Should you owe tax on the return, the failure to file penalty will apply and is computed at 5% per month for a maximum of 5 months, or 25% of the tax. The penalty is reduced to 4.5% per month or a maximum of 22.5% of the tax due if the failure to pay penalty runs concurrent with the failure to file penalty.

Another misconception is that once a Form 4868 has been approved it extends the time to file indefinitely. A request for extension extends the time to file 6 months and only applies to the immediate prior year. An extension request must be submitted by April 15 of the following year. For example, for calendar year 2012 returns, a request for extension would have to be submitted between January 1, 2013 and April 15, 2013. The due date for filing is then extended to October 15, 2013.

However, if you have a sufficient amount of tax is paid via withholding credits, estimated tax payments (or other credits) to where you will be entitled to a refund; a form 4868 is not necessary, nor required. Because the failure to file penalty is only computed on tax due, even if you did not submit a 4868 but filed late, there would be no failure to file penalty (or failure to pay penalty).

So does that mean if you cannot get your tax return filed by April 15 and think you have paid in a sufficient amount of tax, that you shouldn’t file a Form 4686? Until such time that the actual return has been completed and ready to file, you don’t know if in fact you paid in enough or will be entitled to a refund. Therefore, you should submit the 4686 timely and pay any required payment with it.

If you pay at least 90% of your prior year tax liability via withholding, estimated tax payments or payments made with Form 4868, even if you have a balance due, you can avoid the failure to file penalty. For example, if you filed your 2011 form 1040 by 4-15-2012 and your total tax on the return (before credits) was $10,000 and for 2012 you estimate your tax liability to be $10,000 and had $9,000 tax withheld from your pay, you submit the Form 4686 with a $1,000 payment by April 15, 2013. However, using the following example: that you prepared your 2012 form 1040 and filed it October 15, 2013 and your total tax is $10,900. Because your credits only totaled $10,000 you would normally be charged the maximum failure to file penalty of 22.5% (5 months x 4.5% = 22.5%) and failure to pay penalty for 5 months (.05% per month x 5 months = 2.5%). In other words, 25% of the tax due of $900, or $225. (Failure to file penalty of $202.50 plus failure to pay penalty of $22.50).

However, because you paid in at least 90% of your actual tax liability ($10,000 is 92% of $10,900), you can avoid the penalties by submitting a statement with your tax return that at least 90% of your prior year’s tax liability was paid, you’re paying the additional tax due and requesting abatement of any failure to file and failure to pay penalties.

If you did not pay in at least 90% of your year’s tax liability, then both the failure to file and failure to pay penalties will apply to any balance due, as well as interest computed on the unpaid tax and penalties. In order to qualify for possible abatement of penalties in this situation, consult a tax professional to see if you qualify for additional reasonable cause criteria.

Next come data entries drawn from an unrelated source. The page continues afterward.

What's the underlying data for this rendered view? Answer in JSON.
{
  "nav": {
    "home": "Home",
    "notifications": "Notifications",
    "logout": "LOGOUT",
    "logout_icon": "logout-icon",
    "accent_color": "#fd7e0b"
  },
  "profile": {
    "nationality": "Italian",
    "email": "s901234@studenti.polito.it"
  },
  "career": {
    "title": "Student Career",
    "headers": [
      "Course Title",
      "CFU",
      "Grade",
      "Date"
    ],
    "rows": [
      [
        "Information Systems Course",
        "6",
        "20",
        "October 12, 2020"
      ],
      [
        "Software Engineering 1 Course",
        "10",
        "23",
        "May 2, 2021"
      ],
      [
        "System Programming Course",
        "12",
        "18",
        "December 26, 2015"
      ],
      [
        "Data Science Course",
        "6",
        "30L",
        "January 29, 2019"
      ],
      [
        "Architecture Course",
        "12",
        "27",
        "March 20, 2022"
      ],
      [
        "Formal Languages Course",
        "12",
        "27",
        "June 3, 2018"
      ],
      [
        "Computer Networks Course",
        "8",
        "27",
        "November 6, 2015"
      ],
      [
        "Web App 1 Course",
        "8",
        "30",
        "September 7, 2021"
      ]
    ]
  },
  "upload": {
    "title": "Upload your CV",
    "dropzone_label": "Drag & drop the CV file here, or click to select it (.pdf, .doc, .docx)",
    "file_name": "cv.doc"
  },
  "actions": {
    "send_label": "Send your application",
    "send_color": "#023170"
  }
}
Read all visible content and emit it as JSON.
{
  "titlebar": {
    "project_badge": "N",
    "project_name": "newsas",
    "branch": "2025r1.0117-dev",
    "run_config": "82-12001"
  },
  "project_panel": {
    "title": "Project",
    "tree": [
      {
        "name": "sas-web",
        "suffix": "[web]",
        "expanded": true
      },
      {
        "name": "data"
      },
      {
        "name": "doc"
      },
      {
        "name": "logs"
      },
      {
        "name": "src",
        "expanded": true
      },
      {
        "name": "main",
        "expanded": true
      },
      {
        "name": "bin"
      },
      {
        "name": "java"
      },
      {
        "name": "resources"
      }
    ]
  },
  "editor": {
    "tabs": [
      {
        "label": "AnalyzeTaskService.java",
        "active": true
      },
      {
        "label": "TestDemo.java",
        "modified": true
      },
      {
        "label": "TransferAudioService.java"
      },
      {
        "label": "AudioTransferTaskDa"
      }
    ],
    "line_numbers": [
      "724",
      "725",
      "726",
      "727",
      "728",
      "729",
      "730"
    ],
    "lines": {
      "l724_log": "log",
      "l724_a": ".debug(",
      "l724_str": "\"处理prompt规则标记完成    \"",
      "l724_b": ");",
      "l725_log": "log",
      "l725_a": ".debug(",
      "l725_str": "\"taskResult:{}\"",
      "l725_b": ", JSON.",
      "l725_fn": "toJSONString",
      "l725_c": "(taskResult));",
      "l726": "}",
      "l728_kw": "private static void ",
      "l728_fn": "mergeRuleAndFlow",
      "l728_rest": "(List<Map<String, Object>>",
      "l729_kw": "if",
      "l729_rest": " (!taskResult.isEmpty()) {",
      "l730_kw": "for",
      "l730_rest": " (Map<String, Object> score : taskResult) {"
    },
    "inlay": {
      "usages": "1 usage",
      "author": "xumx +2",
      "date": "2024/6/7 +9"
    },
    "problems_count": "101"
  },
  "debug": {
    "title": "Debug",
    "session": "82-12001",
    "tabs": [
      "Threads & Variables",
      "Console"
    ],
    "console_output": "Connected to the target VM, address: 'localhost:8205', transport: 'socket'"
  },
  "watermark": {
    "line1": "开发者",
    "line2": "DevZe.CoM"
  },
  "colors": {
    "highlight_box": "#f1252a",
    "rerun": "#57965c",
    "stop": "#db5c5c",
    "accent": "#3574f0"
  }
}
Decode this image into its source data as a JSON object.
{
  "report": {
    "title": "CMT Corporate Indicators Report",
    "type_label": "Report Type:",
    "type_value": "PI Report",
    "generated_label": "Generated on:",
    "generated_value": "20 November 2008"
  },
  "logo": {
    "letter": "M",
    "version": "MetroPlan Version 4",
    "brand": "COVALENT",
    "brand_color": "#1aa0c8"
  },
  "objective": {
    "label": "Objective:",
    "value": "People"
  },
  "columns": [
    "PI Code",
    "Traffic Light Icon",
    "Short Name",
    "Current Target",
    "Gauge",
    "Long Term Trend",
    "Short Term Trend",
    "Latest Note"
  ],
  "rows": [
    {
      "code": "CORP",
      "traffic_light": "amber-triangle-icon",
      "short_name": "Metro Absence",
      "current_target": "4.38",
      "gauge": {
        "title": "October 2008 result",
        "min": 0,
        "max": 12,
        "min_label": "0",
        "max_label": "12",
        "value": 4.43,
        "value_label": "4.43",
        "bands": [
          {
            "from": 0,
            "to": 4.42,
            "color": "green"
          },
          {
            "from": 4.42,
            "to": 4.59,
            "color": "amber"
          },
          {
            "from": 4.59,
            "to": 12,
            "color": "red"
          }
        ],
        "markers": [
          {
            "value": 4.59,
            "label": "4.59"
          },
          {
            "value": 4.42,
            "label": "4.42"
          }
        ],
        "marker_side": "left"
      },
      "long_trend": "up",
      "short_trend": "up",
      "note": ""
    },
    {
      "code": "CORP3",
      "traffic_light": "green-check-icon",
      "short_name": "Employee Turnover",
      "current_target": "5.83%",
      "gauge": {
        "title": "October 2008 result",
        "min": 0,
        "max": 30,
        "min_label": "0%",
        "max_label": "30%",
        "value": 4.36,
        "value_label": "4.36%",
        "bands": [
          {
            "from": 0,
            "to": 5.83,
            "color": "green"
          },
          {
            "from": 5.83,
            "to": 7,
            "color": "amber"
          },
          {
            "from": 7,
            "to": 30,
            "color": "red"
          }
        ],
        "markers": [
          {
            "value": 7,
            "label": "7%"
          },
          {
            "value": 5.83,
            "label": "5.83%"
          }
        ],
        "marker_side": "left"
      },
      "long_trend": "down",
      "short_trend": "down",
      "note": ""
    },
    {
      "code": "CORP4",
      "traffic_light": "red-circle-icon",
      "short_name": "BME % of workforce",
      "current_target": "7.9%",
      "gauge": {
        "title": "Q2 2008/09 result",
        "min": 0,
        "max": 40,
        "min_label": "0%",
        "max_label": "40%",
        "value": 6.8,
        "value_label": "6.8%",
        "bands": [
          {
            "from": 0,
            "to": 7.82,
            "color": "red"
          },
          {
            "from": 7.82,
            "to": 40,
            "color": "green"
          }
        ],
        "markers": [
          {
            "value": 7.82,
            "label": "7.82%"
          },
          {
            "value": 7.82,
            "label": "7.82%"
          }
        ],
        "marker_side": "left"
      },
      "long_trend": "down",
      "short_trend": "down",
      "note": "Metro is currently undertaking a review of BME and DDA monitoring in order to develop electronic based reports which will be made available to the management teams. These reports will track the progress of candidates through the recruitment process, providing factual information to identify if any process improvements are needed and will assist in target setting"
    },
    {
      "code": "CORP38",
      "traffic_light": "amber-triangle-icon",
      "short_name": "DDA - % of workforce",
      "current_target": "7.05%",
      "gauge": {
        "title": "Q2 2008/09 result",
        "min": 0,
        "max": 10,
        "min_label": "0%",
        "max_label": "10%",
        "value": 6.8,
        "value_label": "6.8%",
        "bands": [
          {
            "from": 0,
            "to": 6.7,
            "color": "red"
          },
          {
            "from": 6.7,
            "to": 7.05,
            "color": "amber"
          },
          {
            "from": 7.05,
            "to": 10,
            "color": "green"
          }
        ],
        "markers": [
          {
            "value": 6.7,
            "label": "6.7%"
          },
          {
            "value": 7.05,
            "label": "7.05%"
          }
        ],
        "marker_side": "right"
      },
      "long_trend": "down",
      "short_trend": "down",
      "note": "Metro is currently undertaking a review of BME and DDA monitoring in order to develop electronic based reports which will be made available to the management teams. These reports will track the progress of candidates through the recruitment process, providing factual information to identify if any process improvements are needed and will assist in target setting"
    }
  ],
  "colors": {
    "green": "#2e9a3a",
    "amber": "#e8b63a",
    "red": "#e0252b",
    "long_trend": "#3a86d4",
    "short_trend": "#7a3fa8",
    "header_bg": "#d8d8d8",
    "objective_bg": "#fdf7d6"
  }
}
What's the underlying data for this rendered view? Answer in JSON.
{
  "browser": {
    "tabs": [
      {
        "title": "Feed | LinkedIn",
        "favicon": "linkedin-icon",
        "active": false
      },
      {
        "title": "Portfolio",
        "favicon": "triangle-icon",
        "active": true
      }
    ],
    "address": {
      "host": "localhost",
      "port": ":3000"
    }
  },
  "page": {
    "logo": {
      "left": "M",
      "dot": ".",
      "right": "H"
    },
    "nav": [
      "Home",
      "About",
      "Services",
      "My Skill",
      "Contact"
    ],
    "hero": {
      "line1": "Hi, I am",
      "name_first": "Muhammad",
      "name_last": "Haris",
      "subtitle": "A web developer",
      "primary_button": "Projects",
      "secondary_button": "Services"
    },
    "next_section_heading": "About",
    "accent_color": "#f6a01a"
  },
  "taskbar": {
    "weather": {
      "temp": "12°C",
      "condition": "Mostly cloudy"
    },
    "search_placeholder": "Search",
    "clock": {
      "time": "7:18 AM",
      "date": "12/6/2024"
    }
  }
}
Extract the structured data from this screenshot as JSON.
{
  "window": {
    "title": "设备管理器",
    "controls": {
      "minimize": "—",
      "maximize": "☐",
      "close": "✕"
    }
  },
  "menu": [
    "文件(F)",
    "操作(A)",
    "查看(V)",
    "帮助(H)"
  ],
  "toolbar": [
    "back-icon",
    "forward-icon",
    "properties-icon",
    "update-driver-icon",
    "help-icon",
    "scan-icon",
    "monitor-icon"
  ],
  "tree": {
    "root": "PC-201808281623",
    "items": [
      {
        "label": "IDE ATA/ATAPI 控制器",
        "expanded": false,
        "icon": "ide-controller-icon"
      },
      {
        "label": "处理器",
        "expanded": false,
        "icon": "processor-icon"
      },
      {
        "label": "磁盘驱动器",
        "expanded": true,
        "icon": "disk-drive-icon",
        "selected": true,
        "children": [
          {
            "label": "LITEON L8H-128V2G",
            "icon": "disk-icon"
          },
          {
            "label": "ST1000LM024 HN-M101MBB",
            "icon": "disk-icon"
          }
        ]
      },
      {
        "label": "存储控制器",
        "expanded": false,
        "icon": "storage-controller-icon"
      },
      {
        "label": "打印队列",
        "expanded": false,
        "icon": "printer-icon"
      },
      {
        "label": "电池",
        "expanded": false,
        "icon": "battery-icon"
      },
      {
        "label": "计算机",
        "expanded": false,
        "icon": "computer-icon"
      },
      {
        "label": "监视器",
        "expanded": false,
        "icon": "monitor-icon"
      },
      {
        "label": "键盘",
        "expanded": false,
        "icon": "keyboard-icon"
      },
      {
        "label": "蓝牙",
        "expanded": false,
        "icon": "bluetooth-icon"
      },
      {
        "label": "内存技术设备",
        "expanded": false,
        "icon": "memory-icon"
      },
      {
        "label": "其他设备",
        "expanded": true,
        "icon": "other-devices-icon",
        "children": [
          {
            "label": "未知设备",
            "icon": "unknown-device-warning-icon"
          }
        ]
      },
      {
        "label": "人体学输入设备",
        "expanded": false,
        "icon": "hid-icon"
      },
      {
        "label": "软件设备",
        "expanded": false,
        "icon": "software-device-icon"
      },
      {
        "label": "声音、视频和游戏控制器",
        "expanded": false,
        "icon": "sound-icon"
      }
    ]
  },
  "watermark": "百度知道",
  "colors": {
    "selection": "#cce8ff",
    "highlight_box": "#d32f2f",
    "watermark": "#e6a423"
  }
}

It is important to remember that state laws differ and this article only pertains to U.S. Individual Tax Return, Form 1040.

You should also keep in mind that there is a three year statute to file a return and receive any refund that may be due on a U.S. Individual Tax Return, form 1040. Therefore, even though you may be entitled to a refund of withheld tax or refund of estimated tax payments, you will lose this refund if you file more than three years after the due date of the return. For instance, a 2012 form 1040 is due 4-15-2013. You have until 4-15-2016 to file the return and receive any refund that may be due.